The cost of implementing and maintaining our EHR unfortunately has not been offset by the meager physician reimbursement increases (and decreases) of the last two decades. For my small practice, startup costs for our EHR and practice management system approached $100,000. My practice’s annual and periodic expenses include EHR software maintenance and support fees, anti virus software updates for multiple devices, operating system and coincident hardware updates when old operating systems fall into planned obsolescence, data back up cost, and high-speed broad band Internet connectivity. Our expenditures for recording and maintaining clinical data are many multiples of previous expenditures on copy paper, manila file folders and shelving to hold charts. The (sometimes) skilled labor required to maintain computerized records is also many times more costly than the labor required to pull, stack and file paper charts. In the case of our EHR software, a venture capital group purchased rights to the software, saw an investment opportunity and conveniently felt free to charge exorbitant software upgrade costs to helpless physicians with the ease of shooting fish in a barrel. There seems to be no regulation of the profit savvy investors can make providing items of necessity to physician practices.

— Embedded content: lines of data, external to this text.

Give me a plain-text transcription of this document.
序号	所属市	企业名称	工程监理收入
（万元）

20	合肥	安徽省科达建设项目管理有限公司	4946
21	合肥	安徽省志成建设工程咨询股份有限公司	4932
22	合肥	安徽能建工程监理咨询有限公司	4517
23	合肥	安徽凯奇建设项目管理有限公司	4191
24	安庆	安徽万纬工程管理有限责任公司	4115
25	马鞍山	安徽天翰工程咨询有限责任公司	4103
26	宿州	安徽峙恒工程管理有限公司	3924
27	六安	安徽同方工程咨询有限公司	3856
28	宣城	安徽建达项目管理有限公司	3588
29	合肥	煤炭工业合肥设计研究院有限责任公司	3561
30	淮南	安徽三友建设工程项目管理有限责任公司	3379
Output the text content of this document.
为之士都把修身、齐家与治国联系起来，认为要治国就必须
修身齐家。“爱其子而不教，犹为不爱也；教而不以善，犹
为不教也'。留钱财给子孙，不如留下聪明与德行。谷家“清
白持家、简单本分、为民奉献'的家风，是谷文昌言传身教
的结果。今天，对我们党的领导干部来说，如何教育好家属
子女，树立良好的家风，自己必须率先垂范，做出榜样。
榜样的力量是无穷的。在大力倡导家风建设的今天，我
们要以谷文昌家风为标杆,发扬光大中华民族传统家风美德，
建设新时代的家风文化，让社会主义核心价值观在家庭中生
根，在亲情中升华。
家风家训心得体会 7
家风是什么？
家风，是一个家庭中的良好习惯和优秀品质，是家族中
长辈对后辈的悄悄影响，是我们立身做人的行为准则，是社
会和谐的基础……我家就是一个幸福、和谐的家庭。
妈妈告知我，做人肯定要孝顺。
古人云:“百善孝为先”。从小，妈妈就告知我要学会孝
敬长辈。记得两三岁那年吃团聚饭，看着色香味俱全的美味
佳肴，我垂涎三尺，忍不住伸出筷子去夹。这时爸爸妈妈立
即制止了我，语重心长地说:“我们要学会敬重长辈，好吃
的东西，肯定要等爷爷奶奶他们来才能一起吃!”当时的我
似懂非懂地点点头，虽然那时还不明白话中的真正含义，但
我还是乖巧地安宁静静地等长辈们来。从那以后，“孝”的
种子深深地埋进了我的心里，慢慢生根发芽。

I have heard of practices that have suffered flooded file rooms, and I am sure medical office fires have obliterated many patients’ medical history information over the last several decades. However, there is no greater fear to a practice or a hospital system than having a computer system hacked, and this has afflicted even some of the largest hospital systems staffed by ample IT professionals recently. Security of patient information is beyond a doubt the source of the greatest anxiety with respect to medical records and remains one of the greatest problems which require a solution.

The concept of the EHR is one that is worthwhile and has the potential to improve healthcare. However, in practice and in current form, the EHR has evolved as an amalgamation of rushed and imperfect mandates, a tool that wastes as much time as it saves, and increases practice expenses while facilitating the burdens which bureaucracy places upon medical practices. Thus far, EHR implementation is chock full of missed opportunities to improve healthcare. We can and should do so much better.

Peter Zacharia, MD is an ophthalmologist in private practice in Worcester who has been on the editorial board of Worcester Medicine for several years.